About 1,500 pets pass through the Coweta County Animal Shelter in a typical year, and the county is looking at ways to improve the process, especially for animals.
The gears are moving forward on a major project that could alleviate chronic overcrowding issues that frequently interfere with the shelter’s compliance with Department of Agriculture animal occupancy guidelines.
Officially, the shelter was built to house 92 dogs and 92 cats. The original dog pens had indoor and outdoor sections separated by a swinging door, installed to allow a single dog to move freely between the sections.
Several years ago, the shelter increased its capacity by splitting the large runs into two runs, with one dog inside and one outside. Rolling doors have been installed in front of the tracks so that in winter the gates can be closed to keep the cold and wind out, and there are heaters for each outdoor track.
But the limit is 134 dogs and when the Department of Agriculture inspected the facility in mid-August, 151 dogs were housed there. New guidelines implemented in 2019 limit how long dogs are allowed to be housed in crates, and while the shelter manages to comply without euthanizing the animals, it’s an annual struggle.
Local rescue organizations are struggling to find enough people willing to take in pets and help ease overcrowding. They say the county outgrew its current setup years ago. They advocate for a separate, more family-friendly adoption center where potential adopters could visit adoptable animals with plenty of room to see, visit and bond.
The plans are now in the hands of an architect, but with the project at least a year or two away from completion, other back-up routes are now needed. Two large dog parks have been divided into four smaller parks so that more dogs can be exercised at the same time.
Rescue organizations are still urgently looking for foster homes for cats and dogs, and the county is still offering a flat $25 adoption fee for all animals, which includes spaying or neutering, vaccination and an identification chip.
To attract potential adoptees, shelter dogs and cats are frequently featured in local media, website galleries and social media – including a new Coweta County Animal Services Facebook page created and populated primarily by office manager LaKina Gay, who features adoptable pets, pets that have found their forever homes, and even the shelter office’s Pet of the Day.

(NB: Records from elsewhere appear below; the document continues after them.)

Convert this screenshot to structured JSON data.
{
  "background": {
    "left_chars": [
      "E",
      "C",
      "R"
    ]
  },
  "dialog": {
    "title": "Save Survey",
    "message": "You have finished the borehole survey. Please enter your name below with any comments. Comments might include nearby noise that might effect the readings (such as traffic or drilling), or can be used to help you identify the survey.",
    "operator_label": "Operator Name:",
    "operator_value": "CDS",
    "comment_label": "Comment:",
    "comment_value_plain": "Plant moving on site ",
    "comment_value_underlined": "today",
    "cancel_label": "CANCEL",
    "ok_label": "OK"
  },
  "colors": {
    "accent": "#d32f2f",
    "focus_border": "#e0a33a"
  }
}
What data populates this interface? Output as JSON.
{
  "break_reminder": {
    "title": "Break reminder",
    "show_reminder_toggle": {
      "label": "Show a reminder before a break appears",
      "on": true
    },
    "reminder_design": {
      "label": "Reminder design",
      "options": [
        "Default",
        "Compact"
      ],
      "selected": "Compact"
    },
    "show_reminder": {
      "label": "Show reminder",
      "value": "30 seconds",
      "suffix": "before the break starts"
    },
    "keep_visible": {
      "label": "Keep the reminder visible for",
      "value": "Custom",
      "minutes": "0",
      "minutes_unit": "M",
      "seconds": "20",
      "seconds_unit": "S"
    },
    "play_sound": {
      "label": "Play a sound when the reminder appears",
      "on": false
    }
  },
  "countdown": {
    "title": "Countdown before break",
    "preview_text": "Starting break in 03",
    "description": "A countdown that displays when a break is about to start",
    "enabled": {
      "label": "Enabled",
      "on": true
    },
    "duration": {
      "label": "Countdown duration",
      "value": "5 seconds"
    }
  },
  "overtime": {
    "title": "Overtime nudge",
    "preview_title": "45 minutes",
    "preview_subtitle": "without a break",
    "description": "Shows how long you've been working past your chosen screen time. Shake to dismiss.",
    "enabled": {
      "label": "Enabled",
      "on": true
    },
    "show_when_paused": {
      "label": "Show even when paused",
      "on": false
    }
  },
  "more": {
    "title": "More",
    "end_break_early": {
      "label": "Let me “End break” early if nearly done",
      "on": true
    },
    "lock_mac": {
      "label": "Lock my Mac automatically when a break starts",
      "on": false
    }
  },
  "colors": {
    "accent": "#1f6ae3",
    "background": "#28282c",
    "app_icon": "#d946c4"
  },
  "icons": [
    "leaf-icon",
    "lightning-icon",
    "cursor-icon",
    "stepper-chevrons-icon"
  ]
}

Paintings of pets colored by local children, footprints on the ground, photos of adopted pets and their forever families and other welcoming touches are constantly added to encourage visitors and visitors. potential adopters.
It’s not an idea, county officials say, but it’s come a long way from where the shelter was located when Gay started working there.
“When I was there, someone would come and adopt a dog and we would give them a voucher to get the animal repaired, and they would bring the paperwork back to us,” said Gay, who is now based a few two feet away, in the office of Coweta County Jail Warden Larry Clifton. “That’s how we started. Now we are at the point where you get a fully controlled dog.
And he’ll probably have at least some training, thanks to the inmates assigned to animal care. Workers assess personalities, level of training (and work with them on further training while waiting to be adopted). They can help best match an animal to a potential adopter, and that adopter can expect their animal to be up-to-date on their vaccines, microchipped and neutered, clean, fed, and exercised.
“When a citizen walks in, they can say, ‘This is what I’m looking for,’ and (the inmates) know exactly which dog or which cat to go to,” Gay said.
Inmates’ work with shelter animals can also earn them a technical certificate, once they have put in a required number of hours and become proficient in certain tasks.
“We’ve had two or three stints at work jobs for vets,” Clifton said.
Administrative changes are also underway for animal services. Clifton said after numerous meetings with stakeholders, county officials and employees, there were plans to move adoptable animals to the new center when it was built, making the Selt Road shelter an animal-only facility. admission, and dividing supervisory duties between two positions: facilities supervisor and code enforcement supervisor.
“Right now they’re trying to do it all in one,” Clifton said. “That would make one person responsible for the shelter, surgery and hospitality sides, and then you can separate that from code enforcement. It will provide better service. »
Not all positions would require sworn officers either, allowing for an opportunity for career advancement that did not previously exist.
“In the past, there was nowhere to go. But now everyone doesn’t have to be a certified officer anymore, so everyone has a chance for advancement,” Clifton said.
Bringing everyone who cares about animals into the conversation has been hugely productive, said Clifton, who paid tribute to former manager Bill McKenzie – who retired last year and was recently elected to the board of commissioners of Coweta County – for improvements and innovation in animal services. over the past decades.
“It was his passion,” Clifton said. “And now everyone is aiming for the same common goal.”